The new stage design was only the first of many interesting changes in this tour. The song introductions had always been something special in Genesis. Peter Gabriel brought them to perfection, while Phil Collins prefers to continue the tradition in a spartan form and on a different level. His announcements on the tour were rather calculated to interact with the audience than tell peculiar stories. When he welcomed the audience he would tell them that the city in which they were was the centre of the universe. After the strong applause he would add that we was going to tell the same nonsense the next day in the next city. His announcement “Tonight we will be playing new songs” (applause), “old songs” (more applause) “and perhaps even some really old songs” (enthusiastic applause) would also get the audience going. The highlight of Phil’s communication with the audience took place before Home By The Sea. It would begin with his excited yell “It’s audience participation time”, and then the complete audience was involved in the “ghosthunting”. The point of the exercise was to get in contact with the “other world”. For this the audience had to stretch their hands into the air which was supposed to make the lights on the ceiling go low. At the end of this “contact making” he asked everybody to put their hands behind their ears and shout: “Masturbation doesn’t make me deaf!” The latter part was dropped over time and not used at all in England. Another famous interaction with the audience led to Illegal Alien. The band put on dark sunglasses; Phil also wore a checkered jacket that was slightly too tight for him and a big radio with a cassette deck. After complaining about the hardships of the tour (“Every night different audiences, different cities, every night different hotel rooms, different girls, different positions, different musicians…”) he held up the radio to his ear and listened to bits of several other songs, e.g. Van Halen’s Jump, Genesis’ Mama or assorted solo songs by Phil – the selection woud vary over time. Funnily enough, a couple of roadies came on stage and sang along during the chorus as a backing choir on their five nights at the NEC Birmingham; this did apparently not happen in the U.S. or Canada.

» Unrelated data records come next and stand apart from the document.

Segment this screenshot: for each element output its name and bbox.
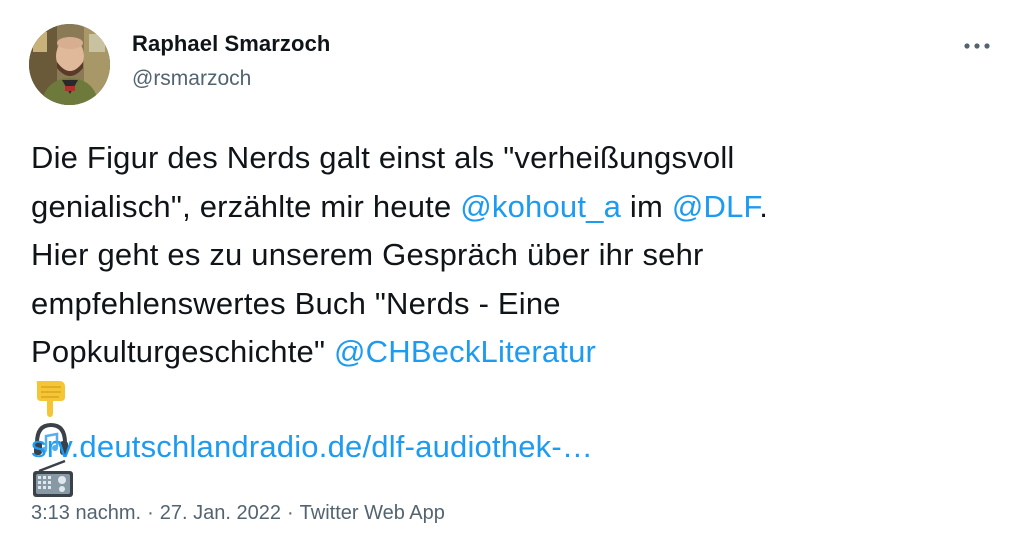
mention-link-dlf[interactable]: @DLF (672, 189, 759, 224)
tweet-text-segment: . (759, 188, 769, 224)
tweet-source[interactable]: Twitter Web App (300, 502, 445, 524)
tweet-meta: 3:13 nachm. · 27. Jan. 2022 · Twitter Web Ap… (31, 500, 445, 526)
tweet-time[interactable]: 3:13 nachm. (31, 502, 141, 524)
more-options-button[interactable] (959, 34, 995, 58)
tweet-text-segment: im (621, 188, 672, 224)
tweet-date[interactable]: 27. Jan. 2022 (160, 502, 281, 524)
tweet-text-line: srv.deutschlandradio.de/dlf-audiothek-… (31, 423, 991, 472)
tweet-text-line: Hier geht es zu unserem Gespräch über ih… (31, 237, 704, 272)
avatar[interactable] (29, 24, 110, 105)
user-info: Raphael Smarzoch @rsmarzoch (132, 30, 330, 92)
tweet-card: Raphael Smarzoch @rsmarzoch Die Figur de… (0, 0, 1023, 555)
user-handle[interactable]: @rsmarzoch (132, 66, 330, 92)
tweet-text-segment: genialisch", erzählte mir heute (31, 188, 461, 224)
tweet-text-line: Popkulturgeschichte" @CHBeckLiteratur (31, 328, 991, 377)
tweet-text-line: Die Figur des Nerds galt einst als "verh… (31, 140, 735, 175)
meta-separator: · (147, 502, 154, 524)
tweet-text: Die Figur des Nerds galt einst als "verh… (31, 134, 991, 497)
meta-separator: · (286, 502, 294, 524)
more-horizontal-icon (964, 43, 990, 49)
display-name[interactable]: Raphael Smarzoch (132, 30, 330, 58)
tweet-text-segment: Popkulturgeschichte" (31, 334, 334, 369)
external-link[interactable]: srv.deutschlandradio.de/dlf-audiothek-… (31, 429, 593, 464)
tweet-text-line: genialisch", erzählte mir heute @kohout_… (31, 183, 991, 232)
avatar-image (29, 24, 110, 105)
emoji-row (31, 377, 991, 497)
tweet-text-line: empfehlenswertes Buch "Nerds - Eine (31, 285, 561, 321)
mention-link-chbeck[interactable]: @CHBeckLiteratur (334, 334, 596, 369)
backhand-index-pointing-down-icon (36, 380, 65, 417)
mention-link-kohout[interactable]: @kohout_a (460, 189, 621, 224)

That was only one of many changes the set would undergo in the course of the tour. The medley (1) at various times consisted of:

- Eleventh Earl Of Mar / Squonk / Firth Of Fifth (in lowa und Milwaukee);
- Eleventh Earl Of Mar / Behind the Lines / Firth Of Fifth / Musical Box (in Los Angeles);
- Eleventh Earl Of Mar / The Lamb Lies Down On Broadway / Firth Of Fifth / Musical Box (in Kansas)

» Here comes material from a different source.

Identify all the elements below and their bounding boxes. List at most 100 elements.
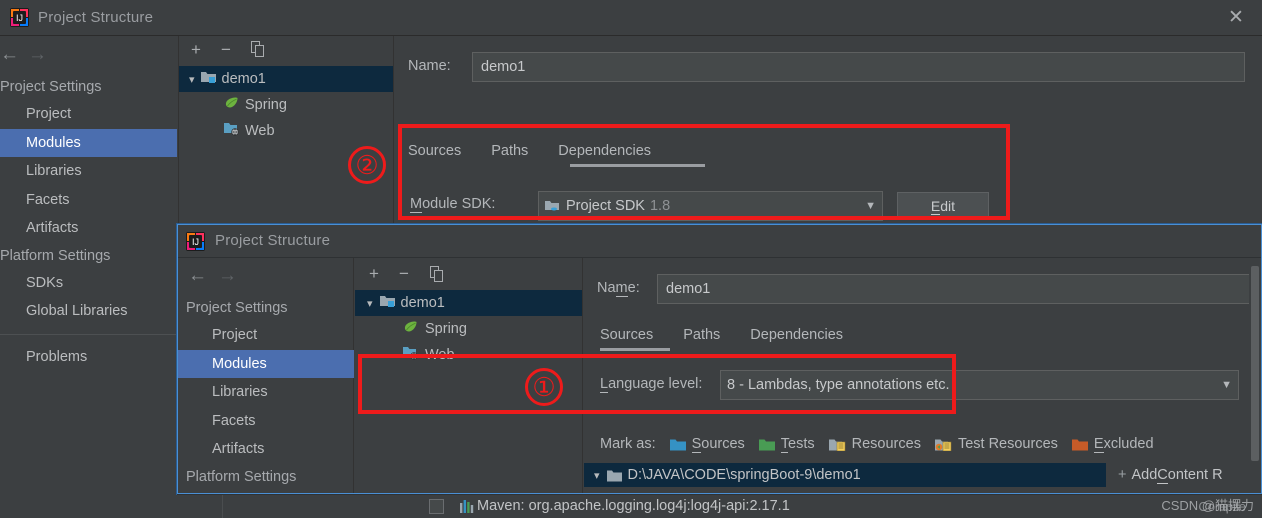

Carpet Crawlers was alternately played and dropped, and so was Misunderstanding. Turn It On Again was extended by Phil to introduce the band and thank the audience. Brief cover versions of songs such as Everybody Needs Somebody (To Love), Satisfaction and In The Midnight Hour were built into this part of the song and, again, underwent considerable changes. Occasionally they played a bit of Police’s Every Breath You Take, and the UK audience were treated to and reacted less than pleased to Culture Club’s Karma Chameleon. Really confusing, all in all.

The tour was a bit success again because it offered something for every fan. Two remarkable facts ought to be mentioned in the end: Audiences of the Mama tour were the last (so far) to see Mike play the double-neck guitar. The instrument was a remnant of the 70s Genesis and it fell out of use after the tour. A couple of dates had to be rescheduled in January and February because Phil had problems with his voice. Soon after the tour an official concert video was released: Genesis Live – The Mama Tour was recorded during the NEC shows in England. Unfortunately the opportunity was missed to give the fans a whole show. As far as the variations in the songs the video remains pale when compared with the real tour.